Exhibition: August 6, 2019 through October 4, 2019
Symposium + Events: Friday, September 27 and Saturday, September 28, 2019
Reception: Friday, September 27, 6–7:30pm, Grunwald Gallery
The Grunwald Gallery and Black Film Center/Archive are pleased to present Rough and Unequal, a film by Kevin Jerome Everson. The film will be exhibited in the Grunwald Gallery as the centerpiece for a symposium featuring the filmmaker in conversation with IU Faculty, students and Indianapolis Museum of Art at Newfields Associate Curator of American Art, Kelli Morgan.
The exhibit, organized by the Black Film Center/Archive and the Grunwald Gallery at Indiana University, will open on August 6 and continue through October 4, 2019. The artist will be present on September 27–28th to participate in several public programs including a conversation with Black Film Center/Archive Director Terri Francis on Friday, September 27.
Rough and Unequal was first screened at the Fralin Museum of Art at University of Virginia, where he is on the faculty. Everson felt a need to reflect upon this place where he lives and works: The University. Lately, however, the space seems fraught and he chose instead to look inward by, in fact, looking outward and upward—the subject of this film is the moon. Filming from McCormick Observatory, Everson documented the waxing and waning of the moon. In many ways, this appears a fairly radical departure from earlier work, but one can see ties to, among other themes, the repeated subject of the cycle of labor that appears throughout his oeuvre. While Everson’s films frequently articulate the profundity in every-day life via a microcosmic approach that focuses on close-knit communities, the outlook of this new work is macroscopic. This installation expands the Black Film Center/Archive’s exploration of the reverberations between the genre of nonconformist filmmaking known as “the avant-garde” and the parallel insurgent cinemas of the African Diaspora. The screening of Rough and Unequal in an art gallery setting is consistent with previous screenings, providing a contemplative space for the 11-minute silent film. The presentation of the film in this setting, where the public will be able to revisit the film over a period of time, will provide a viewing experience very different than one that can be provided in the cinema. Placing Everson’s film in an art gallery context draws attention to the visual aspects of the film and creates the connection to visual art.
Rough and Unequal Symposium Schedule
All events are free and open to the public.
Friday, September 27
12–2pm: Lunch roundtable discussion led by Kevin Everson with participation by Kelli Morgan, Terri Francis, Carmel Curtis, and Joan Hawkins. Located in the Grunwald Gallery.
5–6pm: Public conversation: Kevin Everson and Terri Francis. Located in Fine Arts 015.
6–7:30pm: Opening reception. Located in the Grunwald Gallery.
Saturday, September 28
2–4pm: Screening of Kevin Everson films followed by conversation with Ross Gay. Located in the IU Libraries Moving Image Archives, Wells Library.

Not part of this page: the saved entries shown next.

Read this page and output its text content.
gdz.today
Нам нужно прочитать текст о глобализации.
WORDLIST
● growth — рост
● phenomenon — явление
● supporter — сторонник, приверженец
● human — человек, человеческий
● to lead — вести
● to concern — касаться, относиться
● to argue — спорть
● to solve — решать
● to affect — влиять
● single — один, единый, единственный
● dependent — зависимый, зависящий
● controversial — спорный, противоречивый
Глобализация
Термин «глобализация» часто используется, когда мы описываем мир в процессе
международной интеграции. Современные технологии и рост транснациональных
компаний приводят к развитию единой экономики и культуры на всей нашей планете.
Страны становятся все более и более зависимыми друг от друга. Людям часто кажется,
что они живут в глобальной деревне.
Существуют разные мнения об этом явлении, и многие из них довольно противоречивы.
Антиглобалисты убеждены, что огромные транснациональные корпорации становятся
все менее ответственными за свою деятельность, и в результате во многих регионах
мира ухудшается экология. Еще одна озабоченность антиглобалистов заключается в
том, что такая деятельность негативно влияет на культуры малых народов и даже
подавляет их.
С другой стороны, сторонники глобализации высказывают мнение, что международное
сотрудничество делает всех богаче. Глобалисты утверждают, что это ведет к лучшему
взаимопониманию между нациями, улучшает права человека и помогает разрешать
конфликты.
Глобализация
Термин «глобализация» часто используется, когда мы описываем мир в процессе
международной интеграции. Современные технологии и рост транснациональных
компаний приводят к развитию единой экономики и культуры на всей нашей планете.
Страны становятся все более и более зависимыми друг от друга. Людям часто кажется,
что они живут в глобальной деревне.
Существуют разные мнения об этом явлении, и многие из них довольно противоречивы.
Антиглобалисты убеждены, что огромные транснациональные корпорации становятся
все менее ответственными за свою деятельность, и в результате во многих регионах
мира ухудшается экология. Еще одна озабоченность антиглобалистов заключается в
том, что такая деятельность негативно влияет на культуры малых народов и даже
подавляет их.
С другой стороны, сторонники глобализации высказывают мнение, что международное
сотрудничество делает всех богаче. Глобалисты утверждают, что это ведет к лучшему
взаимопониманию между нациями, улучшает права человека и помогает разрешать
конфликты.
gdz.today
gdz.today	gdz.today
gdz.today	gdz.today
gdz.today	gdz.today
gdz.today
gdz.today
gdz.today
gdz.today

About Kevin Jerome Everson
Kevin Jerome Everson (b. 1965) works in film, painting, sculpture, and photography. His filmic fables, the focus of this exhibition, articulate the profound within the ordinariness of everyday life. Everson, who was born in the working-class community of Mansfield, Ohio, depicts details in the lives of people living and working in similar American communities: a mechanic repairing an old car in a backyard, a black beauty queen in a segregated pageant, men boxing, snowplow operators in winter, young men walking into a courtroom, the aftermath of a murder. Some of Everson’s films are constructed from appropriated news and film footage, uncovering forgotten details of African American life in the 1960s and 70s. In other films, the artist explores the waxing and waning of a community’s sense of itself and the migration of black people from the South to the North in order to find work. Everson, whose work was included in the 2008 Whitney Biennial, approaches race, sexuality, and economic circumstances with a poetic yet unflinching eye. Adopting the stance of an observer, his interest in labor has both a political and a formal aspect, exploring the relationship between the human body and the materiality of the labor it performs as both an expression of class and identity, and as a performative gesture.
The exhibition and symposium are made possible by New Frontiers in the Arts and Humanities and the College Arts and Humanities Institute at Indiana University.